Amanat.id- “Saya menulis karena keterpaksaan,” ungkap Soesilo Toer, narasumber dalam acara Ngaji Sastra yang digelar Unit kegiatan Mahasiswa (UKM) Terater Mimbar ketika ditanya alasan ia menulis untuk pertama kalinya. Acara tersebut bertempat di Auditorium 1 Kampus I UIN Walisongo Semarang, Selasa (21/5/2019).
Acara tersebut juga dimeriahkan oleh gelaran tadarus puisi yang ditampilkan oleh Sembilan UKM Teater se-UIN Walisongo dan UKM Teater IAIN Salatiga serta peserta acara tersebut. Sedang acara Ngaji Sastra sendiri menghadirkan Soesilo Toer dan Zainal Arifin sebagai pembicara dan narasumber.
Dalam kajiannya Soesilo mengaku, ia dididik disiplin sejak kecil oleh kakaknya yaitu Pramoedya Ananta Toer. Dalam ceritanya, ia harus mendapatkan uang tambahan sendiri untuk mencukupi kebutuhan hidupnya di ibu kota. Bahkan, sejak kelas enam Sekolah Dasar. Berangkat dari sana lah, awal mula tekad menulisnya tumbuh.
“Saya sejak kecil dididik dengan kata,” jelasnya.
Penulis asal Blora itu juga memberikan sebuah tips agar mendapat ide yang kaya untuk menulis sebuah karangan. Menurutnya, mencampurkan fakta dan fiksi akan menghasilkan tulisan fiksi yang bagus.

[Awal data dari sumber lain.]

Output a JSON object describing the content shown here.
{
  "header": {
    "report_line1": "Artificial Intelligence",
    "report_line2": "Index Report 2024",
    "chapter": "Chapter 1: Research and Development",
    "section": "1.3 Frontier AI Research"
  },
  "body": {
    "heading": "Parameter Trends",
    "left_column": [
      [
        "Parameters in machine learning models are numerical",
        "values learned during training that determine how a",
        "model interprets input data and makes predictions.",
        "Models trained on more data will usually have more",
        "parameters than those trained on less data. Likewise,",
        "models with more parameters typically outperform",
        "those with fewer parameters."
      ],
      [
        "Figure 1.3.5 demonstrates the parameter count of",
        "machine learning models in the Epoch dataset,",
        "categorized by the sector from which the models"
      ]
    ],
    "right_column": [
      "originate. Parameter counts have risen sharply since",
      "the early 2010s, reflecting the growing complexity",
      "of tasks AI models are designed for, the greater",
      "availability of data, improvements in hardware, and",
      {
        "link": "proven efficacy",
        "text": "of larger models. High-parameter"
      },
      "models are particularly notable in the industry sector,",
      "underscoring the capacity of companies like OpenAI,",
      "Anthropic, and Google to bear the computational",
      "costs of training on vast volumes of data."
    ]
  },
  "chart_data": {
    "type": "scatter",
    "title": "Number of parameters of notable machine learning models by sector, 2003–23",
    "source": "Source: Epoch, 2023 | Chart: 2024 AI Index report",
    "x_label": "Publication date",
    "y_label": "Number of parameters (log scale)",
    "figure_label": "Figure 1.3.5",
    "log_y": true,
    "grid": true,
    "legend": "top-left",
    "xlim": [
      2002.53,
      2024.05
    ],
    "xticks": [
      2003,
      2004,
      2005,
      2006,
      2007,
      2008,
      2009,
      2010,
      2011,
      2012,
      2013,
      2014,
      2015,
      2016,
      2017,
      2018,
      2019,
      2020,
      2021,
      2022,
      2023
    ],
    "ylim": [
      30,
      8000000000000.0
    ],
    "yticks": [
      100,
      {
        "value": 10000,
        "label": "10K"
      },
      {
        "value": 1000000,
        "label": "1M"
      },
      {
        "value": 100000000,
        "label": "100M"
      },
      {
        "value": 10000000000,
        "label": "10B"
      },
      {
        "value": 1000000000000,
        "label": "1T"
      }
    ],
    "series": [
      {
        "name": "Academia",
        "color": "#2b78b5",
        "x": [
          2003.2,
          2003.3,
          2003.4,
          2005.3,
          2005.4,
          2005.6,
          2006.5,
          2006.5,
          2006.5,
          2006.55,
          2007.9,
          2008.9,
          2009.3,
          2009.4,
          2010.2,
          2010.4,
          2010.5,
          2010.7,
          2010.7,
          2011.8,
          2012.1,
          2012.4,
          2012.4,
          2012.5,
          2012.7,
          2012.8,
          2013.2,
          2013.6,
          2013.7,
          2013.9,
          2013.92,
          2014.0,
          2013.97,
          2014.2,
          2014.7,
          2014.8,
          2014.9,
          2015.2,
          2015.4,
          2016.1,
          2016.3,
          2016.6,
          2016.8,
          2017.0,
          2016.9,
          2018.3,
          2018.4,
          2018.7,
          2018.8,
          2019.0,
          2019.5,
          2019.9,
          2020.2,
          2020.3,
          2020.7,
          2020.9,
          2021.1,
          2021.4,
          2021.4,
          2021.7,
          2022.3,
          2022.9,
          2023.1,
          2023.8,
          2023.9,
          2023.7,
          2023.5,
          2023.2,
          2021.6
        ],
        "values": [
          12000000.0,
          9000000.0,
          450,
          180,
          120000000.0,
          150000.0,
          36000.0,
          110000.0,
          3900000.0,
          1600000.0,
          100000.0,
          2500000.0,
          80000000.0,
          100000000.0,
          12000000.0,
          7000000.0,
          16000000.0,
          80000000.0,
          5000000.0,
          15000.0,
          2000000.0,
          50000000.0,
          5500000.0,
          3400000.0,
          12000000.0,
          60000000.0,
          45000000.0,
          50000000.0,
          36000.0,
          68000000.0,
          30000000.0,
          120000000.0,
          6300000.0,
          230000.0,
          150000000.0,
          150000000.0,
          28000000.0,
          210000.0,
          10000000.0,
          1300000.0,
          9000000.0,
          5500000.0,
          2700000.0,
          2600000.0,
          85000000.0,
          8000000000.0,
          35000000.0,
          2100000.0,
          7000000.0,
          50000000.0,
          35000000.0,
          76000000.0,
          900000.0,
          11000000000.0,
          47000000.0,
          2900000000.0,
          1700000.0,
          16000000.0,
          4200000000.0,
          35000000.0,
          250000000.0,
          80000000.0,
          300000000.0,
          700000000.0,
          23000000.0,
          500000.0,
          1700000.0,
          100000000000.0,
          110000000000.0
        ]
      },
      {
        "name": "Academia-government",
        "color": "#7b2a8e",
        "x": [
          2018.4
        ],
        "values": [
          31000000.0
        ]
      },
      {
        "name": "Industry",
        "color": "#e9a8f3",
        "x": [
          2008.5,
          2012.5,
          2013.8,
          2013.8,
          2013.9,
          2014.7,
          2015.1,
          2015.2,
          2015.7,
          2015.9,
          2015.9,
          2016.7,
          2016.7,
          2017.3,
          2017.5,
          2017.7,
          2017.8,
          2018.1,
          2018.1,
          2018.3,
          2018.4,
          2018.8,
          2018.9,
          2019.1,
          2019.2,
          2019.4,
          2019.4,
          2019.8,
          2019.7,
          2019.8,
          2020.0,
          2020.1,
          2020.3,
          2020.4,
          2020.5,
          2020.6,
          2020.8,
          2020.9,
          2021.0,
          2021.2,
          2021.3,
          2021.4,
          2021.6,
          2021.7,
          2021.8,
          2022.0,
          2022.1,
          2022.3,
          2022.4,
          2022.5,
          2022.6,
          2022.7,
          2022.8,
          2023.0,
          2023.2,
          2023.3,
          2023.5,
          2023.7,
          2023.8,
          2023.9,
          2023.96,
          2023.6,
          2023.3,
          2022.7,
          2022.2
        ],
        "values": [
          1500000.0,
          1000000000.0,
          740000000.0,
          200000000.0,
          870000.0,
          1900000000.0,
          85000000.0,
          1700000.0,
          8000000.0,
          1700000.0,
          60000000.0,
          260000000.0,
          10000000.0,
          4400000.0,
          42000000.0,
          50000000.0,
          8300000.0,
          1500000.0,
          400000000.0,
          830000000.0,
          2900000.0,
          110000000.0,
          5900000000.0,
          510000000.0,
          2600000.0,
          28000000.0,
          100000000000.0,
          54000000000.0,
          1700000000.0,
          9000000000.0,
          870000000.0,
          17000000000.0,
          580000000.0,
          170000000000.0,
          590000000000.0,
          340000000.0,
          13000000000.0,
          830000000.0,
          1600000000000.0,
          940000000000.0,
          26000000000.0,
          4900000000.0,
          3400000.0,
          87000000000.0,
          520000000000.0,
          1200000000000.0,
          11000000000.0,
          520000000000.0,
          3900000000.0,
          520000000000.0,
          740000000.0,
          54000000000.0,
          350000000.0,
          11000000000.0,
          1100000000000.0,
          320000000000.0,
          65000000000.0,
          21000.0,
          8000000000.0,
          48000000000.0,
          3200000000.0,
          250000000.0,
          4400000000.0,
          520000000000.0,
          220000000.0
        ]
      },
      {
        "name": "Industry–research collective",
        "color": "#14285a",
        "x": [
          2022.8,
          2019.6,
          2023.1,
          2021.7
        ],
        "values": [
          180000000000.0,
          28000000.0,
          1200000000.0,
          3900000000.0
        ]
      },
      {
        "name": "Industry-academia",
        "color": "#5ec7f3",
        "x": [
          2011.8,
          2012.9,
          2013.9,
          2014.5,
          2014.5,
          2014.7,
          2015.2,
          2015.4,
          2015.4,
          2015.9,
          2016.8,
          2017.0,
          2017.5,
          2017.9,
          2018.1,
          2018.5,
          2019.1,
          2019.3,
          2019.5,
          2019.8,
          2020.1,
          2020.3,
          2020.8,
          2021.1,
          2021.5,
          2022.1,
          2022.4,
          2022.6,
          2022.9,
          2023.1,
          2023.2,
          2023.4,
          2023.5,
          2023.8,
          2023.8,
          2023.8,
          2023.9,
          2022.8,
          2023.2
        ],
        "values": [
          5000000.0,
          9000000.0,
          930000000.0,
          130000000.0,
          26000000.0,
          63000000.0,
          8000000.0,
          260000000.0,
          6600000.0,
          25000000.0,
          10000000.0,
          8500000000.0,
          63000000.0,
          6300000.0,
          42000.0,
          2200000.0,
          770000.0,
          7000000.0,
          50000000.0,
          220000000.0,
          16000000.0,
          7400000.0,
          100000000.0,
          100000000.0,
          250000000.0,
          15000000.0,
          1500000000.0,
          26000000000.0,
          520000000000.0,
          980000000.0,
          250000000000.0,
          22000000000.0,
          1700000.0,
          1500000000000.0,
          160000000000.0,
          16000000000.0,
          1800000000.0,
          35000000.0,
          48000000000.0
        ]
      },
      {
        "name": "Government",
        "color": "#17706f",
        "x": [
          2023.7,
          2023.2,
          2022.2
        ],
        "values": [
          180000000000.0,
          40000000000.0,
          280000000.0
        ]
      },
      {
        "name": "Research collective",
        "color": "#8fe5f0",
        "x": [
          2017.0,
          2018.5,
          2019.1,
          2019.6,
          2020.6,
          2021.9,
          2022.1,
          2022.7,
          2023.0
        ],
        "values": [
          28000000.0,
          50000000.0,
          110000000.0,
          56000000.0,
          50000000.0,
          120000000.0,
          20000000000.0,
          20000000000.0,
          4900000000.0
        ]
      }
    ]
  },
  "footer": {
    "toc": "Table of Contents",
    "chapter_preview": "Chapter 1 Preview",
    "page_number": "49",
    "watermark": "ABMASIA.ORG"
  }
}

Salah satu buku karya Soesilo, diungkapkannya berawal dari kenyataan yang dialaminnya. Ia bercerita, dahulu ada seorang perempuan asal Wonosari yang dekat dengannya. Namun, ia justru diusir dari rumah sang peremuan ketika mengunjungi rumahnya, karena Soesilo mengatakan ia baru saja menginap di sarkem.
“Kalau saya tahu sarkem itu apa ya sekalian saya coba, lha saya ndak tahu, hahaha,” ungkapnya sambil berkelakar.
Hal tersebut membuatnya kesal. Soesilo melampiaskan kekesalan tersebut ke dalam tulisan dan ia membunuh tokoh perempuan itu dalam tulisannya. Pada akhirnya, tulisan tersebut menjadi sebuah buku berjudul “Kompromi”.
“Saya kan menuliskan fakta yang saya alami, kemudian menambahkan fiksi yaitu cerita membunuh sang peremuan itu dalam buku saya,” jelasnya.
Kemudian, Soesilo berpesan pada generasi sekarang untuk terus menulis. Banyak ide yang data dituliskan, salah satunya dengan kejadian yang dialami sendiri. Katanya, jangan pernah menyerah dengan kritik. Buktikan kritikan itu bisa berubah menjadi sesuatu yang hebat.
“Dulu, Pram pernah dikritik oleh kritikus dari Balai Pustaka, namun Pram membuktikan yang sebaliknya, bahkan buku-bukunya telah diterbitkan dan diterjemahkan puluhan kali di berbagai Negara,” pungkasnya.